Cutting It Out

After a little over a month to recover from chemo and radiation, the final step is to surgically remove the tumor and tissues surrounding it. It's very similar to gastric surgery where they staple off a portion of the top of the stomach to form a tube that replaces the esophagus they remove with the tumor. The details are pretty icky, but the result is the damaged esophagus is removed and there should be no more restrictions swallowing food and drinks after healing.

My surgery was scheduled for October 10th and I was actually ready to have it done. It had been amazing being able to eat again, but I knew that would not last before things got inflamed and I might have to repeat chemo and radiation. My support team was flooded in from Hurricane Mathew and could not get to Raleigh, but Keith and I had no problems getting to the hospital. The damage at our house was minimal with a few fence panels blown down and some tin ripped from the barn. Our neighbor Mike and Keith fixed the fence, so we were good to go. Even power came back on before the procedure.

They gave me an epidural in pre-op and I honestly don't remember anything after that until I woke in in ICU.  Dr. White explained the tumor was too big and the damage too complicated to remove with the scopes, so he had to resort to a conventional surgery requiring a bigger incision. You know how my luck goes, so no surprise there. The tumor had grown around my Aortic blood vessel, so he had to carefully remove it. Also the chemo and radiation had "melted" a couple of lymph nodes into a goo he removed.

Thanks to the epidural, I was feeling no pain at all when I woke up. Not that I was comfortable, but it was manageable and naturally they had me standing up in no time. The worst part was all the drainage tubes connected to me and it was quite an ordeal when they made me walk down the hall. Dr. White was concerned a little about the amount of fluid draining from my chest cavity drain and after the second day he decided it would be safer to go back in to fix the source. He said rarely a lymph node output drain could open and drain directly inside the chest cavity instead of returning it to the blood stream. Basically, any food I was getting from the tube was going there and I'd eventually become dehydrated and malnourished. He decided to go back in though one of the holes I already had and while the epidural was still in place to fix the leak. He assured us it would not be a major setback in time in the hospital and it would be much easier than waiting a day or so.

The second surgery went well and the drainage was hardly measurable, so they began removing tubes. OH MY GOODNESS! People, you have no idea how intense pulling those tubes out can feel and how much relief I felt after they were gone. I had a tube up my nose about a quarter inch in diameter. He had me tilt my head forward and pulled it out. I thought it was connected to the bottom of my stomach and he was pulling my insides out through my nose. That tube hurt so bad but gave such relief to have it out. A smaller tube was in the center of my chest and it too felt intense coming out. The largest tube in my right side was about a half inch in diameter and actually did not hurt when they pulled it out. The Foley tube came out last and I was completely running internal plumbing except for one IV line in my left hand.

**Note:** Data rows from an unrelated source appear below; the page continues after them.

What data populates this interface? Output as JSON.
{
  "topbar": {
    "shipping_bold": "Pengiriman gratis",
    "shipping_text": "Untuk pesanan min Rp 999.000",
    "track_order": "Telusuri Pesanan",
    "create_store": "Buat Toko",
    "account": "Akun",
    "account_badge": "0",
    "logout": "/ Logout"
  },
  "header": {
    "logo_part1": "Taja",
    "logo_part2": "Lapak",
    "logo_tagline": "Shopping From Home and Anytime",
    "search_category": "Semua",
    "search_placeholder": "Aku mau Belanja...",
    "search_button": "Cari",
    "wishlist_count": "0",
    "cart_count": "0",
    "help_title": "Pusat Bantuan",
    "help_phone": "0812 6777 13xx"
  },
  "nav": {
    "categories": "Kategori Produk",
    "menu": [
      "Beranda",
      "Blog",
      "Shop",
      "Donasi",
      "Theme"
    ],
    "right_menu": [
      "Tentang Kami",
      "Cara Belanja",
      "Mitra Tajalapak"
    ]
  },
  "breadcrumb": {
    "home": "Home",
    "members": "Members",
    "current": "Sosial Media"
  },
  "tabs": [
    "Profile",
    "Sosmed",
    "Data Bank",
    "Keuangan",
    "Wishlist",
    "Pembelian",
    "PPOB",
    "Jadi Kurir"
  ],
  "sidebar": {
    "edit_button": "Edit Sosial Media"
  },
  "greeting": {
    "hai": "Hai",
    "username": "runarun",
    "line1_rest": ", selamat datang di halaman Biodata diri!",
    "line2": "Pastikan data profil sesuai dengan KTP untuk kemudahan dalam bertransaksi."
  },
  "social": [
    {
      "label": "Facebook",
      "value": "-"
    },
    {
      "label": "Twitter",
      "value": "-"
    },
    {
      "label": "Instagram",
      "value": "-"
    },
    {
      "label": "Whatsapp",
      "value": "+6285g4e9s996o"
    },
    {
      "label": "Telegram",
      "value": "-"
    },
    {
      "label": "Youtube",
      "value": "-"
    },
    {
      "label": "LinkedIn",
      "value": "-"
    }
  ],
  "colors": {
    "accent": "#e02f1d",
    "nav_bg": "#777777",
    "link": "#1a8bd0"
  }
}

All this time they kept me in ICU because they had no rooms available in the hospital, which wasn't a bad thing because visitors could come and go and stay as long as they wanted in ICU. The bad thing is they only had 7 TV channels which was all local stations, but arranged in a weird random way so it was hard to watch anything. Plus there was no food porn on any of the available channels!

I was eventually moved to a regular room and given orders to walk as much as possible. Eventually I was disconnected from the IV and I could make longer trips. Naturally, I had to get outside to feel the sunshine, and post a video of my escape outside the hospital. Later I made it next door to the Cancer Center and visited with the Nurses that gave me my chemo and fluids. They were amazed how good I was getting around and I got many hugs!

The biggest downside was the order to NOT eat or drink anything for two weeks. As much as I enjoyed eating before surgery, now I was back to absolutely nothing. The rehab folks came by and made me demonstrate I could wash my face and brush my teeth. Not a problem and it felt so great brushing my dry teeth and tongue!

Doctor White and his staff were great in preparing me for this procedure and that the hospital stay is usually a week to 10 days. Naturally I felt great after a week, but they kept me for 8 days. That's not bad and I have to admit heading home on I540, I broke down in tears knowing I was half way home. It was a great relief knowing I could sleep in my own bed. Just no food or drinks. They had scheduled a swallow test for Nov 1st, which seems a long way away, but if I pass that, food will be next!

I woke up Wednesday morning and grabbed a picture of the sunrise. Dog came out with me and later the whole gang was back on the porch. I see normal ahead and can't wait for it to get here.

 Balance has been restored! In hardly no time of sitting on the porch, every neighbor came by to say hello. Even better, I got a call from Doctor White's office asking if it was okay to schedule the swallow test next Tuesday instead of November 1st. You betcha! Swallow test is Tuesday and follow up visit for surgery is Wednesday. I will be there with bells on, if I can find any!